Dar resposta a uma procura social
Pelo contrário, Guillermo Bagaría, farmacêutico e vogal de farmácia comunitária do Colégio Oficial de Farmacêuticos de Barcelona (COFB), explica que é uma medida "fundamental e positiva" que acolhe "com satisfação e grande esperança". Tal como explica, o regulamento dá resposta a uma realidade social que até agora tinha sido ignorada: "Existe uma procura, há um uso não regulado de produtos com cannabis no mercado, porque há pessoas que procuram desesperadamente estas soluções, mas as alternativas não têm garantias de saúde", relata. Por isso, acha que a regulação significa "abordar o problema olhando aos olhos".
Agora, segundo este médico, a Aemps deve assumir a liderança para determinar quais são os medicamentos úteis à luz da evidência científica e quais não. Aqueles que são "passarão a fazer parte do arsenal terapêutico do que dispomos, como um medicamento mais", diz. Quanto às pessoas que beneficiar-se-ão, Bagaría dá o doloroso exemplo de uma mulher que vai a uma hipotética farmácia à procura de medicamentos para a epilepsia do seu filho, "mas da farmácia não se lhe pode dar nada nos dias de hoje". Assim, Bagaría considera que este regulamento é "uma medida acertada que dá cobertura a um desamparo".
"Não será um bar aberto"
Contudo, Bagaría observa que "ninguém espera que isto seja um bar aberto no qual tudo valha". Na mesma linha, Guille Martín, farmacêutico, divulgador e autor do livro Esta farmácia precisa uma receita, lembra que, na hora de julgar o regulamento, o primeiro é distinguir entre os dois principais componentes do cannabis. Por um lado o THC, que é psicoactivo ("o que te deixa pedrado", esclarece) e pelo outro o CBD, que é o foco da investigação.
"Tem lógica que, se se demonstra que a planta tem propriedades benéficas, se utilize para uso terapêutico", expõe Martín, "mas não se deve interiorizar que o cannabis é bom". Este farmacêutico indica que, em teoria, "o objectivo é potenciar tanto a venda como a formação". Além disso, acha que, se funciona para os supostos que recolhe o texto, poder-se-á ampliar a outras patologias. O que não está tão claro é se serão medicamentos subsidiados. "Se alcançarem resultados e forem aprovados pelos Aemps, sim", diz Martín.
Falta de estudos de qualidade
Como Bagaría, o farmacêutico asistencial e presidente da associação FarmaCiencia, Carlos Alonso, mostra-se a favor de uma regulação, mas também lembra os perigos.
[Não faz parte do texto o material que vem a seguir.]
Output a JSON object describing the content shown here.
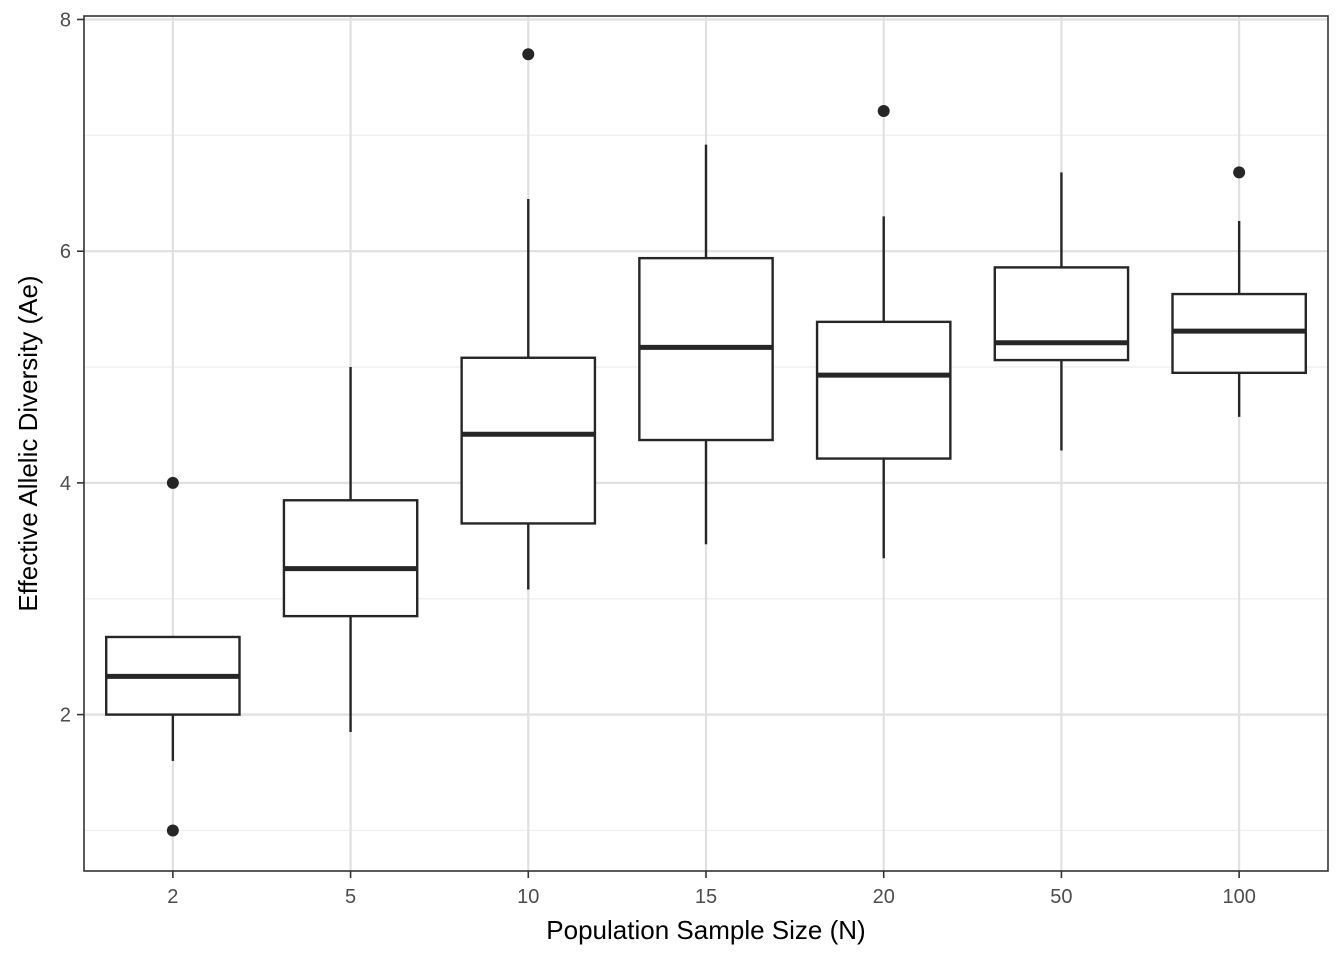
{
  "chart_data": {
    "type": "boxplot",
    "xlabel": "Population Sample Size (N)",
    "ylabel": "Effective Allelic Diversity (Ae)",
    "ylim": [
      0.65,
      8.03
    ],
    "yticks": [
      2,
      4,
      6,
      8
    ],
    "yticks_minor": [
      1,
      3,
      5,
      7
    ],
    "categories": [
      "2",
      "5",
      "10",
      "15",
      "20",
      "50",
      "100"
    ],
    "boxes": [
      {
        "category": "2",
        "whisker_low": 1.6,
        "q1": 2.0,
        "median": 2.33,
        "q3": 2.67,
        "whisker_high": 2.67,
        "outliers": [
          1.0,
          4.0
        ]
      },
      {
        "category": "5",
        "whisker_low": 1.85,
        "q1": 2.85,
        "median": 3.26,
        "q3": 3.85,
        "whisker_high": 5.0,
        "outliers": []
      },
      {
        "category": "10",
        "whisker_low": 3.08,
        "q1": 3.65,
        "median": 4.42,
        "q3": 5.08,
        "whisker_high": 6.45,
        "outliers": [
          7.7
        ]
      },
      {
        "category": "15",
        "whisker_low": 3.47,
        "q1": 4.37,
        "median": 5.17,
        "q3": 5.94,
        "whisker_high": 6.92,
        "outliers": []
      },
      {
        "category": "20",
        "whisker_low": 3.35,
        "q1": 4.21,
        "median": 4.93,
        "q3": 5.39,
        "whisker_high": 6.3,
        "outliers": [
          7.21
        ]
      },
      {
        "category": "50",
        "whisker_low": 4.28,
        "q1": 5.06,
        "median": 5.21,
        "q3": 5.86,
        "whisker_high": 6.68,
        "outliers": []
      },
      {
        "category": "100",
        "whisker_low": 4.57,
        "q1": 4.95,
        "median": 5.31,
        "q3": 5.63,
        "whisker_high": 6.26,
        "outliers": [
          6.68
        ]
      }
    ],
    "grid": true,
    "colors": {
      "box": "#262626",
      "grid_major": "#e0e0e0",
      "grid_minor": "#eeeeee",
      "panel_border": "#333333",
      "tick_label": "#4d4d4d"
    }
  }
}
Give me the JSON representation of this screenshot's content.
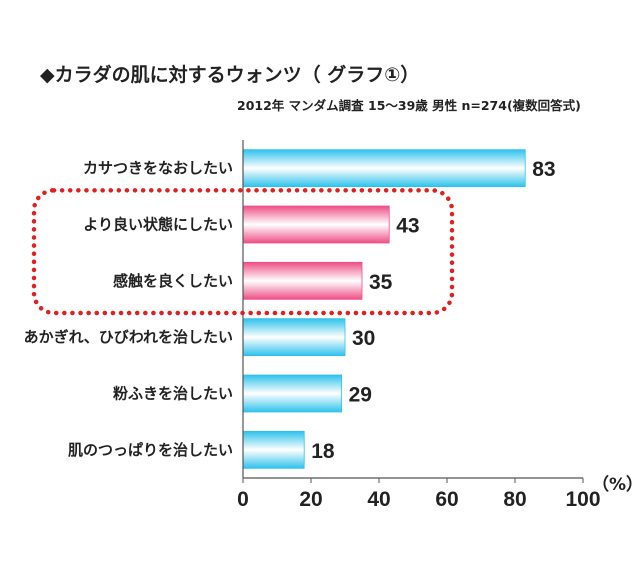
{
  "page": {
    "title": "◆カラダの肌に対するウォンツ（ グラフ①）",
    "subtitle": "2012年 マンダム調査 15～39歳 男性 n=274(複数回答式)",
    "unit_label": "（%）"
  },
  "chart_data": {
    "type": "bar",
    "orientation": "horizontal",
    "categories": [
      "カサつきをなおしたい",
      "より良い状態にしたい",
      "感触を良くしたい",
      "あかぎれ、ひびわれを治したい",
      "粉ふきを治したい",
      "肌のつっぱりを治したい"
    ],
    "values": [
      83,
      43,
      35,
      30,
      29,
      18
    ],
    "xlim": [
      0,
      100
    ],
    "xticks": [
      0,
      20,
      40,
      60,
      80,
      100
    ],
    "grid": false,
    "highlighted_categories": [
      "より良い状態にしたい",
      "感触を良くしたい"
    ],
    "colors": {
      "default_bar": "#2fc2ec",
      "highlight_bar": "#ee4f86",
      "highlight_box": "#e02020"
    }
  }
}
Em primeiro lugar, aponta porque é algo que "ainda está muito no ar". Em segundo lugar, remarca, ainda não há estudos de qualidade que avaliem os benefícios do cannabis para estes pacientes. "Isso não significa que não funcionem, apenas que os estudos não são o suficiente extensos. Quiçá esta lei abra a porta a que se façam mais", afirma. A partir daí, crê Alonso, terá que se ver o que indicam.
Além disso, argumenta que a regulação pode levar a uma banalização do consumo recreativo, isto é, em que se fume mais porque a percepção do risco diminua. Portanto, se está nas farmácias, não pode ser assim tão mau. E isso implica problemas muito sérios: aumento da esquizofrenia, da psicosis ou, se é fumado, do cancro do pulmão. "Hoje, já se comercializam óleo que às vezes se tomam por via oral, com umas gotas por debaixo da língua. São produtos de uma qualidade e uma origem muito duvidosa. Se tudo isto se legaliza, dar-se-ia um passo atrás", relata o perito.
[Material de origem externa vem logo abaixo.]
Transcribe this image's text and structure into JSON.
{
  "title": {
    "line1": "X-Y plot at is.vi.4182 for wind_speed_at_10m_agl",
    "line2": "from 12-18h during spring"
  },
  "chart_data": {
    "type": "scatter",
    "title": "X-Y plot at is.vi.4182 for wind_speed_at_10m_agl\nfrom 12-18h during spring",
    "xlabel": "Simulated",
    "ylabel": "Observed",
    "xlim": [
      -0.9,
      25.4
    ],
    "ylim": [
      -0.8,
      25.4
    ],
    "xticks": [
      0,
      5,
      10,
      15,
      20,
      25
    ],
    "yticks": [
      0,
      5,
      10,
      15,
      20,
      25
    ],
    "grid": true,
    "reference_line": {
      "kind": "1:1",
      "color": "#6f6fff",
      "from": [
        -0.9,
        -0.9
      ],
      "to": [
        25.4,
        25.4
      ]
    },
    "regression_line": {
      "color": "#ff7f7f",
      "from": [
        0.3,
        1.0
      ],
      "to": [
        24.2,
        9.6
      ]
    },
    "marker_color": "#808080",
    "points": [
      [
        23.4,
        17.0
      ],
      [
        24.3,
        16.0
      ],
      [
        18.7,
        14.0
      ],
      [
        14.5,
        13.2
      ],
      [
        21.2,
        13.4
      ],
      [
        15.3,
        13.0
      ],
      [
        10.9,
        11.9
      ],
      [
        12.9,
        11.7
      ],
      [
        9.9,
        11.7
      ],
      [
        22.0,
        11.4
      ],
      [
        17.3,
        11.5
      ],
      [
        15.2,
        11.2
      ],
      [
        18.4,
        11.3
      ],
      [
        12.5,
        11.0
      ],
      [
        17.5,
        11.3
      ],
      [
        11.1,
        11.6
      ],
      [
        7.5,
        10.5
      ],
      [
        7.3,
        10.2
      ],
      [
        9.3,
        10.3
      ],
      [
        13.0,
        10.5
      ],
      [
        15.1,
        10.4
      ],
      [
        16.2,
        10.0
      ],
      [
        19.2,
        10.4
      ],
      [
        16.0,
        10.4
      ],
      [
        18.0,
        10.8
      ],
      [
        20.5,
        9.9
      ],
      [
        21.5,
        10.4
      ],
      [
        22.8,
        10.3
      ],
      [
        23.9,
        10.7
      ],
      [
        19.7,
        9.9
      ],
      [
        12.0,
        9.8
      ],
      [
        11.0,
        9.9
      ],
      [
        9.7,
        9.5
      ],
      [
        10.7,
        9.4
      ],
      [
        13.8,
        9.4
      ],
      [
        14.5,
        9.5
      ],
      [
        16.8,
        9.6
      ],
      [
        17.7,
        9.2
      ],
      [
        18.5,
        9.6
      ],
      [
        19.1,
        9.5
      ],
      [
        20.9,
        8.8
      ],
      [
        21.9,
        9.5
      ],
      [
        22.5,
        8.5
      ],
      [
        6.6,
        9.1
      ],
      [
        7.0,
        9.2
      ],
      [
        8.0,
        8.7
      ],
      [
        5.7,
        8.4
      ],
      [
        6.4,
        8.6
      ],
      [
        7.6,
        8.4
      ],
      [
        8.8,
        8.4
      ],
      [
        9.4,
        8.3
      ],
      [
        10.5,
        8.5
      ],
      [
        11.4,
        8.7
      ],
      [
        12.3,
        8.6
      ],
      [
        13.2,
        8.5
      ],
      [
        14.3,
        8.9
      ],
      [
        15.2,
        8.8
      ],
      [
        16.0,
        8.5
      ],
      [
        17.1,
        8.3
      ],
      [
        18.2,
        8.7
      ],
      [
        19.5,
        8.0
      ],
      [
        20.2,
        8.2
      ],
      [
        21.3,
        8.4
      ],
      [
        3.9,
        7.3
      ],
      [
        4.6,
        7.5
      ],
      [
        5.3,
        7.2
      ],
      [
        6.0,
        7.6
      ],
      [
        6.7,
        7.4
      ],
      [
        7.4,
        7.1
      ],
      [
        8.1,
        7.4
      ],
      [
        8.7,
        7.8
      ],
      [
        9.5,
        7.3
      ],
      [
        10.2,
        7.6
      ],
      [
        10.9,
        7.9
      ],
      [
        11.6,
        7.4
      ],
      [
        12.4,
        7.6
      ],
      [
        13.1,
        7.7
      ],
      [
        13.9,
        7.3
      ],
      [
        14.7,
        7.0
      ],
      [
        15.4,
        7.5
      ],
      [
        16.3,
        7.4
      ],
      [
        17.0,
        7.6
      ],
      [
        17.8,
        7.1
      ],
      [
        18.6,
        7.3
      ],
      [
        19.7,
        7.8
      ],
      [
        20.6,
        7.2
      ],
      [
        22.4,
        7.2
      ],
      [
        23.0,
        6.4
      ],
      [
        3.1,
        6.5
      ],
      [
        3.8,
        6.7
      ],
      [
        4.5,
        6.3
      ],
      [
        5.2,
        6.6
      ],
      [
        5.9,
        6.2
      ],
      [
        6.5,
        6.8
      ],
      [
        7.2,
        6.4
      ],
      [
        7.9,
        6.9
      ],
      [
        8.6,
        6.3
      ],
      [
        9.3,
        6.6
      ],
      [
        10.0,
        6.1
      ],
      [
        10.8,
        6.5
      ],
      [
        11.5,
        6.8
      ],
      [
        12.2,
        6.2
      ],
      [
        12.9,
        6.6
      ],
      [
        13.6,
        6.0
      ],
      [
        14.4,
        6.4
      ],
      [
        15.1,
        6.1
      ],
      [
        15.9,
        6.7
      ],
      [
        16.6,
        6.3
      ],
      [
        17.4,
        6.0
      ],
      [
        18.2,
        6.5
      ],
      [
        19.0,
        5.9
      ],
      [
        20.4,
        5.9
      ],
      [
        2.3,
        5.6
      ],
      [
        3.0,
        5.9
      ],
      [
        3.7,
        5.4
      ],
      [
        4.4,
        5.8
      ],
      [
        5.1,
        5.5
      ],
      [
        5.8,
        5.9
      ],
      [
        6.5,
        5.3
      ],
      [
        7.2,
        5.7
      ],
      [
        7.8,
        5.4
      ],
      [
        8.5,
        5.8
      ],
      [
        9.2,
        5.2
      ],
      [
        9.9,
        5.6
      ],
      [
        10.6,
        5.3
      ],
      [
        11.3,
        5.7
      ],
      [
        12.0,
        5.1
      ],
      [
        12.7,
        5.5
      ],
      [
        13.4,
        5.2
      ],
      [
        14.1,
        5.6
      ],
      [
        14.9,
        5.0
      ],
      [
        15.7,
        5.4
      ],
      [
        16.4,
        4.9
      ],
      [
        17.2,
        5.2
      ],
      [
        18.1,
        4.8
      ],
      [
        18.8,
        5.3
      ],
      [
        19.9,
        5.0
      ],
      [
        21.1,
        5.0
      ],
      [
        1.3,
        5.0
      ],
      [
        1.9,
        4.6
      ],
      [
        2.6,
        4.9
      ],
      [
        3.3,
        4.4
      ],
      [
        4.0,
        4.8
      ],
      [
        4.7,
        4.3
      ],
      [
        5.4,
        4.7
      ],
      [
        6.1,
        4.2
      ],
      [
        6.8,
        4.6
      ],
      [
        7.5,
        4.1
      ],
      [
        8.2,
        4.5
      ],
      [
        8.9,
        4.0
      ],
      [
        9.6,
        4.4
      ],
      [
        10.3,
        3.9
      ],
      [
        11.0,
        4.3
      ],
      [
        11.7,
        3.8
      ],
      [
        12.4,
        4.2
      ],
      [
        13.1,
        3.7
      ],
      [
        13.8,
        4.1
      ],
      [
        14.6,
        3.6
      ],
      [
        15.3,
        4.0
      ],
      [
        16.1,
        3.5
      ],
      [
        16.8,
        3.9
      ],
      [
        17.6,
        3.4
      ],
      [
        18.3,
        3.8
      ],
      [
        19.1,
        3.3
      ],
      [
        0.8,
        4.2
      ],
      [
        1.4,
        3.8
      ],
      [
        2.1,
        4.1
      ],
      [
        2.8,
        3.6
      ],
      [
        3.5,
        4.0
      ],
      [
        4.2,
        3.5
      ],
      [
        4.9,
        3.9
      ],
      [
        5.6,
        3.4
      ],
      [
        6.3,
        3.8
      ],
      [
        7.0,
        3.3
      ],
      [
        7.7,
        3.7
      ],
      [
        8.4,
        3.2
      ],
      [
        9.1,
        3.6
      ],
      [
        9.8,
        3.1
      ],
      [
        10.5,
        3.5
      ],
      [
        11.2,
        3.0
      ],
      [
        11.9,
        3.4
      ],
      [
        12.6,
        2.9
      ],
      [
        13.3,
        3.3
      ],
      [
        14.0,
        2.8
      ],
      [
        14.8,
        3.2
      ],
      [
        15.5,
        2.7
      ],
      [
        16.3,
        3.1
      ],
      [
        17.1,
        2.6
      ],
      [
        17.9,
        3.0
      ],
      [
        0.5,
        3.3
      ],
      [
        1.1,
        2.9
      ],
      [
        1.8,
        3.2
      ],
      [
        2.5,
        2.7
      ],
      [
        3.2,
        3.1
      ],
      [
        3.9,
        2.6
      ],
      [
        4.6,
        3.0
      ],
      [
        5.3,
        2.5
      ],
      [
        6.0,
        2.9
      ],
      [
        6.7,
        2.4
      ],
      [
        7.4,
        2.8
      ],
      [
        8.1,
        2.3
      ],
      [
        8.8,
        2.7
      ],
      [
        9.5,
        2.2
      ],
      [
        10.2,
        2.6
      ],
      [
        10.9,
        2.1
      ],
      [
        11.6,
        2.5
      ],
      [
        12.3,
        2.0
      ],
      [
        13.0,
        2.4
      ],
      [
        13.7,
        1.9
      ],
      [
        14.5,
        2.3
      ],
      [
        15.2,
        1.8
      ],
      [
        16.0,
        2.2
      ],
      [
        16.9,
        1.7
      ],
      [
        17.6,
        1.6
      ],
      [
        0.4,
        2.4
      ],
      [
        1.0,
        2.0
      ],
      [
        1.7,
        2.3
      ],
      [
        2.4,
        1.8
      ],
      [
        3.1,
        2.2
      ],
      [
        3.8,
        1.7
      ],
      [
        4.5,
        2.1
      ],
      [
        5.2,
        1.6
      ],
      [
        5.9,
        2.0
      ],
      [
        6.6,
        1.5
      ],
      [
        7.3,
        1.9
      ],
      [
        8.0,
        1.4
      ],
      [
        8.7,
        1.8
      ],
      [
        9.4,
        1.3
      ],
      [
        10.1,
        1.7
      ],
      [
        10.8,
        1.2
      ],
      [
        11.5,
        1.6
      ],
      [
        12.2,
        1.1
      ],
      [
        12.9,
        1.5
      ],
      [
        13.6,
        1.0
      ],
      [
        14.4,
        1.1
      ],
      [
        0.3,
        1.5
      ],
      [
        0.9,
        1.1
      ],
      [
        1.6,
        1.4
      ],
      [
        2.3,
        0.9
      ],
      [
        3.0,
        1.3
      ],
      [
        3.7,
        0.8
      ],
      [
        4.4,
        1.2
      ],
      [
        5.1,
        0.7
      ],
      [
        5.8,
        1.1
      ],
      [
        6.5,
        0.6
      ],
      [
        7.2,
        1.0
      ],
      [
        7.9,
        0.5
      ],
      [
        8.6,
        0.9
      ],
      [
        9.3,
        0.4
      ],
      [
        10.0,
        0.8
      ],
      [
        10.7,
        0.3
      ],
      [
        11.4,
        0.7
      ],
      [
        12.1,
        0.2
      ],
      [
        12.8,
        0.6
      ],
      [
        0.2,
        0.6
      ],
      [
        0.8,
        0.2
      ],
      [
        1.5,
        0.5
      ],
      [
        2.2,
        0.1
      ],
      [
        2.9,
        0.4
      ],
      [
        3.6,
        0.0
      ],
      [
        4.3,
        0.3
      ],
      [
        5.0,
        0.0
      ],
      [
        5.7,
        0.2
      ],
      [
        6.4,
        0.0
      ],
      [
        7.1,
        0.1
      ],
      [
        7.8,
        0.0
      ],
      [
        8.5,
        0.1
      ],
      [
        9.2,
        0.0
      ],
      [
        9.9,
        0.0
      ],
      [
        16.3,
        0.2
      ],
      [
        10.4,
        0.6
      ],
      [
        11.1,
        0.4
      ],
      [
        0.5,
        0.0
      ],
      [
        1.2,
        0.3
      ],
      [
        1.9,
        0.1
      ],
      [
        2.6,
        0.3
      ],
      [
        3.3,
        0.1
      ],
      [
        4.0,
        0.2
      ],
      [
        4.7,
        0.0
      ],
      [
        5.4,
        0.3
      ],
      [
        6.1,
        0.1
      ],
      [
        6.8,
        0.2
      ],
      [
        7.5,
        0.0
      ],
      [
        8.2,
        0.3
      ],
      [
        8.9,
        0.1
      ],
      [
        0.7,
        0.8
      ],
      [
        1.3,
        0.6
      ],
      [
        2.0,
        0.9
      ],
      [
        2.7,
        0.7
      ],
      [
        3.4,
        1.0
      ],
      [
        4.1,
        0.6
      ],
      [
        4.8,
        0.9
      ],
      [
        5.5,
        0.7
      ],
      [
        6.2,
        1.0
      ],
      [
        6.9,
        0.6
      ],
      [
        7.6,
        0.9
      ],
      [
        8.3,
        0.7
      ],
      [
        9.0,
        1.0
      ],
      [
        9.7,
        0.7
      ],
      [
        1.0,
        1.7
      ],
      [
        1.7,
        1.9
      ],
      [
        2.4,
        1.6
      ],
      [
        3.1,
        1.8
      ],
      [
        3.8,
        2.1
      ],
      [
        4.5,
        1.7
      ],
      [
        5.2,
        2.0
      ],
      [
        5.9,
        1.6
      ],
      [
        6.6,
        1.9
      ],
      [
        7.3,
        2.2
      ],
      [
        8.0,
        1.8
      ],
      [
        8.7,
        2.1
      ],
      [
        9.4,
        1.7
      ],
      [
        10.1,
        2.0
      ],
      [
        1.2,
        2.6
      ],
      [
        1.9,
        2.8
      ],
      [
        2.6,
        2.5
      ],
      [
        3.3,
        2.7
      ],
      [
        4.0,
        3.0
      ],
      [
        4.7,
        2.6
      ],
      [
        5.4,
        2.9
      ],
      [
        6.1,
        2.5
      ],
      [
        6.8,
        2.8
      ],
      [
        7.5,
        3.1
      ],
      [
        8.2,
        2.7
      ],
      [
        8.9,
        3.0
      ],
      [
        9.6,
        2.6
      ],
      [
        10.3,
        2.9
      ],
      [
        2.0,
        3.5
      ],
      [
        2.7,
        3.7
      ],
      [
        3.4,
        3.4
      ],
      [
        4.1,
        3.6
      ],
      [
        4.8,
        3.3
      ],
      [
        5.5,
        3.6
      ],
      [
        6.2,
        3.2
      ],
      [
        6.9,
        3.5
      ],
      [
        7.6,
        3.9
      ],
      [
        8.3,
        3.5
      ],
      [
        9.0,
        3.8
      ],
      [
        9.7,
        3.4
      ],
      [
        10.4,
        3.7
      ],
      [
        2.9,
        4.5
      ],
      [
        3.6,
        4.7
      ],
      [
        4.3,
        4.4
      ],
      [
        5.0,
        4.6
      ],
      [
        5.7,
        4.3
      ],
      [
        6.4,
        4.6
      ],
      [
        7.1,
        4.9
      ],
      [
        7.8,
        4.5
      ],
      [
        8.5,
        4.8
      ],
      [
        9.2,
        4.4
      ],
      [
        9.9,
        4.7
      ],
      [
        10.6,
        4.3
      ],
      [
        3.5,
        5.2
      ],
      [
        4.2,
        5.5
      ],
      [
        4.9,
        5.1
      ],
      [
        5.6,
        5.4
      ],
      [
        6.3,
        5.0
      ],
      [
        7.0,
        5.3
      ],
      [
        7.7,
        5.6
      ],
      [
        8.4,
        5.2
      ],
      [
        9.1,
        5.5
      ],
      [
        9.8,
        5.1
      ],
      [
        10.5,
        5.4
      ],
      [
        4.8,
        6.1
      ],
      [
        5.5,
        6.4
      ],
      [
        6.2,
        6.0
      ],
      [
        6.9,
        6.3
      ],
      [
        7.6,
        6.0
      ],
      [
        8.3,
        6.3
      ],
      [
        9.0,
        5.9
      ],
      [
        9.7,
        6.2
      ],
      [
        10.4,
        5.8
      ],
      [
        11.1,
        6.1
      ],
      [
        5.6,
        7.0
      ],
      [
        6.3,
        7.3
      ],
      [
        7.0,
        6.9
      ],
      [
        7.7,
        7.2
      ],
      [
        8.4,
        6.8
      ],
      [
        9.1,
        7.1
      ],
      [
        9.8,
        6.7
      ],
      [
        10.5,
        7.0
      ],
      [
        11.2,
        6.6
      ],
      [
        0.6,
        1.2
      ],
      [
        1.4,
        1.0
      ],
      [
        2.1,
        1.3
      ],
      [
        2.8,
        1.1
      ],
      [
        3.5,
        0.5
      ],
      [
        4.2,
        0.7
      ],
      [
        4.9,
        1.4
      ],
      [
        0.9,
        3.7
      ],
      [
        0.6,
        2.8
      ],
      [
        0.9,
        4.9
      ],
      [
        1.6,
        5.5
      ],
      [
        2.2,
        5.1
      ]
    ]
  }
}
Incremento do consumo ilegal
Bagaría também sublinha que, neste contexto, "não falamos de uso lúdico, nem de se fumar um charro. Falamos de uma planta com um enorme potencial terapêutico", realça.
No entanto, Alonso vai mais além e destaca que, se se observa o que tem ocorrido em países que regularam a substância, o panorama tem muitas sombras. "A abertura de facilidades para o seu cultivo derivou num aumento do mercado ilegal: as empresas cultivá-lo-ão, mas a via regulada significará mais controles e impostos. Por isso, vender no mercado ilegal dar-lhes-á mais lucros e e poderá haver uma retoma nesse sentido", conclui.